Un tribunal israélien de Jérusalem a condamné une journaliste palestinienne à six mois de prison pour « incitation ».

Samah Dweik, 25 ans, travaille pour le journal Al-Qods et le Réseau en ligne « Nouvelles de Jérusalem ».

Elle a été arrêtée chez elle à Jérusalem le 10 avril et a été accusée d’incitation pour avoir pris position et posté une image sur facebook pour soutenir les Palestiniens récemment tués par les forces israéliennes.

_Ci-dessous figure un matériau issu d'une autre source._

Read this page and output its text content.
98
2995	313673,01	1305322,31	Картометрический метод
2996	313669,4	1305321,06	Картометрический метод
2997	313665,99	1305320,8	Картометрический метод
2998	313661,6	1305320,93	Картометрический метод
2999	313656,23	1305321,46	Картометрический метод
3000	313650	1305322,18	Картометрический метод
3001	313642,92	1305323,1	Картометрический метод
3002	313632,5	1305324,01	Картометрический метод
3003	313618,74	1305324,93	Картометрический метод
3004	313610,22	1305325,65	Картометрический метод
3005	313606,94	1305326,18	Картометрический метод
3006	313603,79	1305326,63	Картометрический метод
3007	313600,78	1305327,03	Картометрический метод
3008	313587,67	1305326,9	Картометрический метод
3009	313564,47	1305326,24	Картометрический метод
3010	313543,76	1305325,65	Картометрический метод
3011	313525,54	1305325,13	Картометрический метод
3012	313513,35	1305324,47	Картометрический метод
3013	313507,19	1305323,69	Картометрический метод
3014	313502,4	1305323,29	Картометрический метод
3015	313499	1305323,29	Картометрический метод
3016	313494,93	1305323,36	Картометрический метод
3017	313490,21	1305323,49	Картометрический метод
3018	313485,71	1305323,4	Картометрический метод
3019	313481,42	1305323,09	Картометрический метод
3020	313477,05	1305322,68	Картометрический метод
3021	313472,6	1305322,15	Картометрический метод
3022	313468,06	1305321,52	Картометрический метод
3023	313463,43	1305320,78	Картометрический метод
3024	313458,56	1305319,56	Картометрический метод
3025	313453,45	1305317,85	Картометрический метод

Selon Quds News Network (le Réseau Nouvelles de Jérusalem), Dweik a été déclarée coupable d’avoir utilisé des mots tels que « martyr » et « intifada » dans ses posts sur facebook. L’argumentation de son avocat comme quoi ce sont des termes couramment utilisés dans les médias arabes a été rejetée par les juges israéliens.

Avant son arrestation, Dweik avait suivi de près le cas de Marah Bakir, élève qui allait à l’école avec ses amies en octobre dernier lorsque la police israélienne les a encerclées, a ouvert le feu et l’a arrêtée sous le prétexte qu’elle avait l’intention de poignarder un officier.

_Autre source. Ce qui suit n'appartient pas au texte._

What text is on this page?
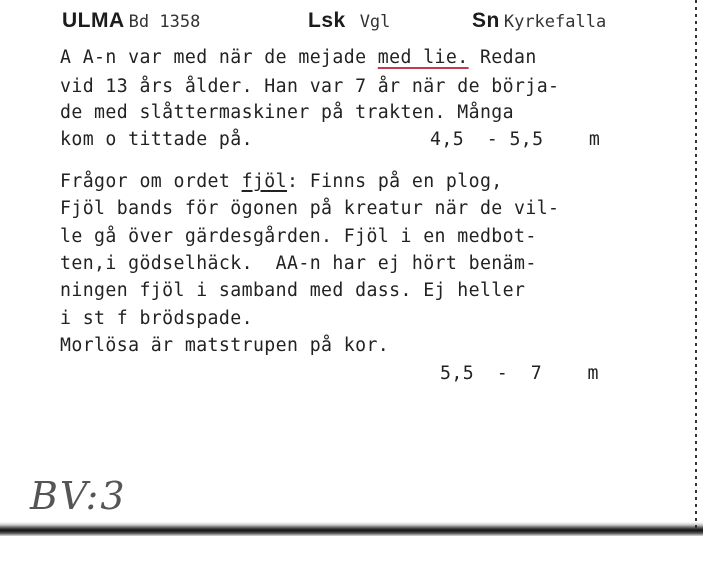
ULMA Bd 1358	Lsk Vgl	Sn Kyrkefalla
A A-n var med när de mejade med lie. Redan
vid 13 års ålder. Han var 7 år när de börja-
de med slåttermaskiner på trakten. Många
kom o tittade på.	4,5  - 5,5    m
Frågor om ordet fjöl: Finns på en plog,
Fjöl bands för ögonen på kreatur när de vil-
le gå över gärdesgården. Fjöl i en medbot-
ten,i gödselhäck.  AA-n har ej hört benäm-
ningen fjöl i samband med dass. Ej heller
i st f brödspade.
Morlösa är matstrupen på kor.
5,5  -  7    m
BV:3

Dweik est l’une des six Palestiniennes actuellement emprisonnées pour une prétendue incitation sur les réseaux sociaux.

Quds News Network a publié une photo dont il dit qu’elle montre Dweik souriant et saluant alors qu’elle est escortée par des gardes israéliens le jour de son jugement.

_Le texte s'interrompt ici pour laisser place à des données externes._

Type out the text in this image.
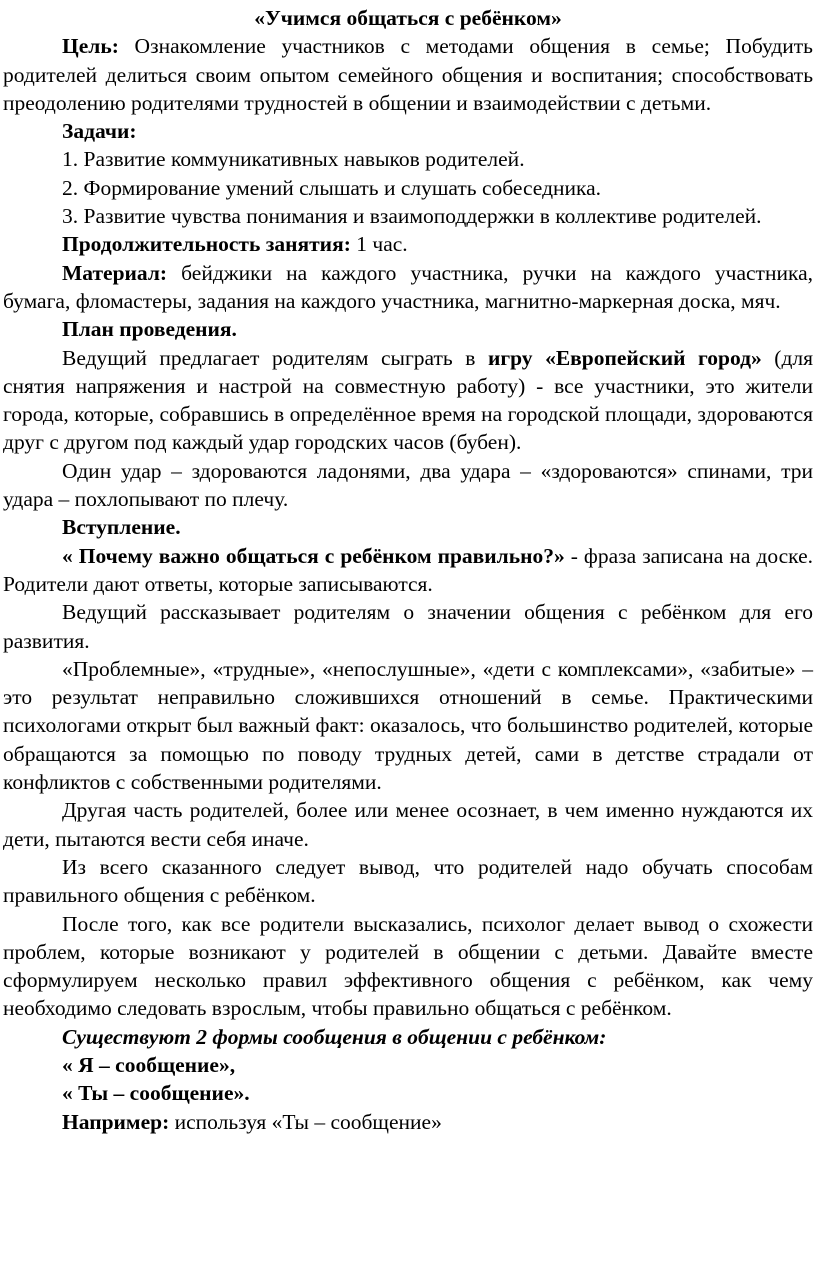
«Учимся общаться с ребёнком»

Цель: Ознакомление участников с методами общения в семье; Побудить родителей делиться своим опытом семейного общения и воспитания; способствовать преодолению родителями трудностей в общении и взаимодействии с детьми.

Задачи:

1. Развитие коммуникативных навыков родителей.

2. Формирование умений слышать и слушать собеседника.

3. Развитие чувства понимания и взаимоподдержки в коллективе родителей.

Продолжительность занятия: 1 час.

Материал: бейджики на каждого участника, ручки на каждого участника, бумага, фломастеры, задания на каждого участника, магнитно-маркерная доска, мяч.

План проведения.

Ведущий предлагает родителям сыграть в игру «Европейский город» (для снятия напряжения и настрой на совместную работу) - все участники, это жители города, которые, собравшись в определённое время на городской площади, здороваются друг с другом под каждый удар городских часов (бубен).

Один удар – здороваются ладонями, два удара – «здороваются» спинами, три удара – похлопывают по плечу.

Вступление.

« Почему важно общаться с ребёнком правильно?» - фраза записана на доске. Родители дают ответы, которые записываются.

Ведущий рассказывает родителям о значении общения с ребёнком для его развития.

«Проблемные», «трудные», «непослушные», «дети с комплексами», «забитые» – это результат неправильно сложившихся отношений в семье. Практическими психологами открыт был важный факт: оказалось, что большинство родителей, которые обращаются за помощью по поводу трудных детей, сами в детстве страдали от конфликтов с собственными родителями.

Другая часть родителей, более или менее осознает, в чем именно нуждаются их дети, пытаются вести себя иначе.

Из всего сказанного следует вывод, что родителей надо обучать способам правильного общения с ребёнком.

После того, как все родители высказались, психолог делает вывод о схожести проблем, которые возникают у родителей в общении с детьми. Давайте вместе сформулируем несколько правил эффективного общения с ребёнком, как чему необходимо следовать взрослым, чтобы правильно общаться с ребёнком.

Существуют 2 формы сообщения в общении с ребёнком:

« Я – сообщение»,

« Ты – сообщение».

Например: используя «Ты – сообщение»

https://twitter.com/qudsn/status/755063013820932100

Au mois de juin, il y avait 21 journalistes palestiniens dans les prisons israéliennes, selon l’association de défense des droits des prisonniers Addameer.

Une vingtaine de Palestiniens ont été arrêtés depuis octobre pour leurs activités sur les réseaux sociaux.

La semaine dernière, la ministre de la Justice Ayelet Shaked et le ministre de la Sécurité Publique Gilad Erdan ont présenté un projet de loi qui permettrait aux tribunaux d’exiger des sociétés Internet comme Facebook, Google, YouTube et Twitter de retirer des contenus considérés comme un « danger pour la sécurité personnelle, publique ou de l’Etat ».

Facebook retire déjà des contenus considérés comme criminels et retire fréquemment d’autres contenus à la demande du gouvernement israélien. On dit de cette proposition de loi qu’elle donnerait à Israël des pouvoirs sans précédent dans les procédures judiciaires.

En juin, Shaked a félicité Twitter, Facebook et Google pour avoir retiré 70% de leurs « contenus malfaisants ».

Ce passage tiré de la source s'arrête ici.